Tuesday, February 26 at 05:20 AM | Posted by: Rand, Wal-Mart
Category: Sustainability

We are trying something new at Wal-Mart…amidst the crazy fast, rapidly growing space of clean/green technologies we have found it pretty difficult to do two things:
1. Find the technologies that we should be implementing and
2. Be sure those that we know about are the best options with the most business potential and positive environmental impact.

With this in mind, we’ve decided to partner with Cleantech, a very large network of the people who have the ideas and the people who have the capital to give those ideas business potential.   To begin, we have identified seven initial opportunities we hope to find solutions for.  These first seven areas include: harnessing wind, utilizing organic waste, utilizing household hazardous waste, improving on current forklift battery practices, finding better building materials, utilizing waste and storm water, and utilizing cooking oil waste.

So, you are probably asking yourself why these areas and why is Wal-Mart doing this at all.  Well, first, we believe that these opportunities are just that; key areas of opportunity for us to reach toward our broader goals of zero waste and 100% renewable energy. 

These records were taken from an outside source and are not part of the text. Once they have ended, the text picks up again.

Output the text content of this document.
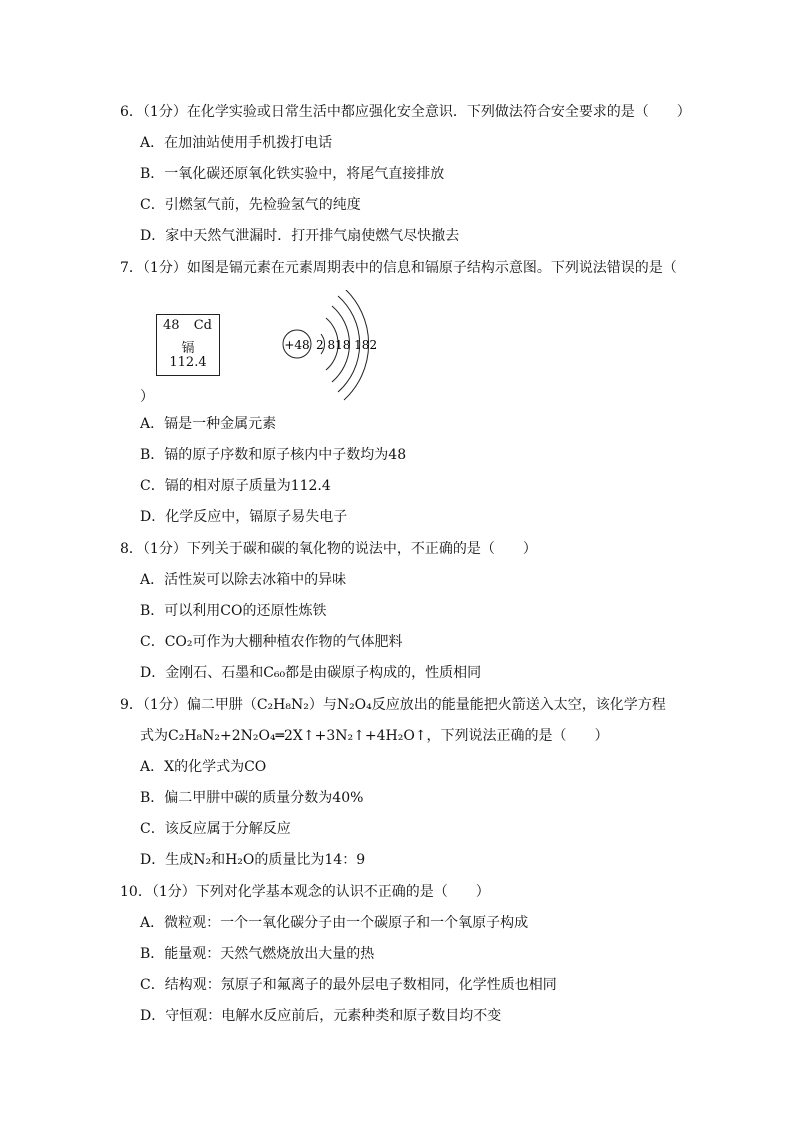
6．（1分）在化学实验或日常生活中都应强化安全意识．下列做法符合安全要求的是（　　）
A．在加油站使用手机拨打电话
B．一氧化碳还原氧化铁实验中，将尾气直接排放
C．引燃氢气前，先检验氢气的纯度
D．家中天然气泄漏时．打开排气扇使燃气尽快撤去
7．（1分）如图是镉元素在元素周期表中的信息和镉原子结构示意图。下列说法错误的是（
48 Cd
镉
112.4
+48 2 818 182
）
A．镉是一种金属元素
B．镉的原子序数和原子核内中子数均为48
C．镉的相对原子质量为112.4
D．化学反应中，镉原子易失电子
8．（1分）下列关于碳和碳的氧化物的说法中，不正确的是（　　）
A．活性炭可以除去冰箱中的异味
B．可以利用CO的还原性炼铁
C．CO₂可作为大棚种植农作物的气体肥料
D．金刚石、石墨和C₆₀都是由碳原子构成的，性质相同
9．（1分）偏二甲肼（C₂H₈N₂）与N₂O₄反应放出的能量能把火箭送入太空，该化学方程
式为C₂H₈N₂+2N₂O₄═2X↑+3N₂↑+4H₂O↑，下列说法正确的是（　　）
A．X的化学式为CO
B．偏二甲肼中碳的质量分数为40%
C．该反应属于分解反应
D．生成N₂和H₂O的质量比为14：9
10．（1分）下列对化学基本观念的认识不正确的是（　　）
A．微粒观：一个一氧化碳分子由一个碳原子和一个氧原子构成
B．能量观：天然气燃烧放出大量的热
C．结构观：氖原子和氟离子的最外层电子数相同，化学性质也相同
D．守恒观：电解水反应前后，元素种类和原子数目均不变
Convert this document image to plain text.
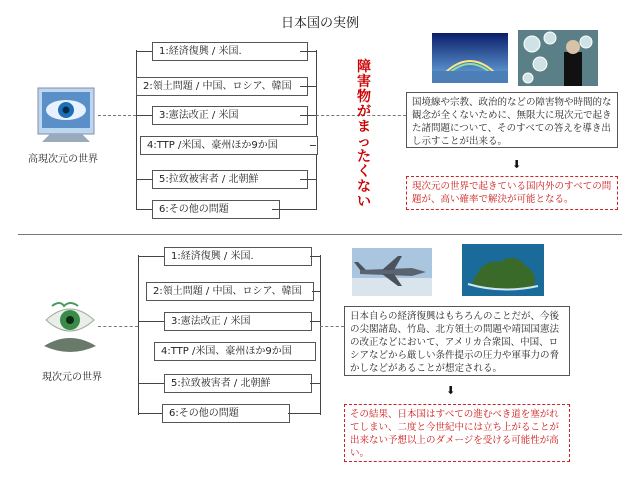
日本国の実例
高現次元の世界
1:経済復興 / 米国.
2:領土問題 / 中国、ロシア、韓国
3:憲法改正 / 米国
4:TTP /米国、豪州ほか9か国
5:拉致被害者 / 北朝鮮
6:その他の問題
障害物がまったくない
国境線や宗教、政治的などの障害物や時間的な観念が全くないために、無限大に現次元で起きた諸問題について、そのすべての答えを導き出し示すことが出来る。
⬇
現次元の世界で起きている国内外のすべての問題が、高い確率で解決が可能となる。
現次元の世界
1:経済復興 / 米国.
2:領土問題 / 中国、ロシア、韓国
3:憲法改正 / 米国
4:TTP /米国、豪州ほか9か国
5:拉致被害者 / 北朝鮮
6:その他の問題
日本自らの経済復興はもちろんのことだが、今後の尖閣諸島、竹島、北方領土の問題や靖国国憲法の改正などにおいて、アメリカ合衆国、中国、ロシアなどから厳しい条件提示の圧力や軍事力の脅かしなどがあることが想定される。
⬇
その結果、日本国はすべての進むべき道を塞がれてしまい、二度と今世紀中には立ち上がることが出来ない予想以上のダメージを受ける可能性が高い。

Indeed, we believe they present unique opportunities for us to find technological advancements or encourage them in order to create the business model for more sustainable alternatives than what is widely used today.  Wal-Mart’s size affords it the unique ability, in many cases responsibility, to make substantial direct impact, and even more importantly, to catalyze the creation of new business models that can make broad change. 

I know this may sound unusual for Wal-Mart, but this is what we already do so well.  Our size allows us the unique and exciting opportunity to create markets for products you know…like a new yogurt that strengthens your immune system to market (DanActive, which really does work), or that inexpensive spinning toothbrush (Crest Spinbrush before it was bought by Crest first sold at Wal-Mart).  Why not get excited about using that same buying power to incentivize innovation toward sustainability?
 

So, do you have an idea for Wal-Mart?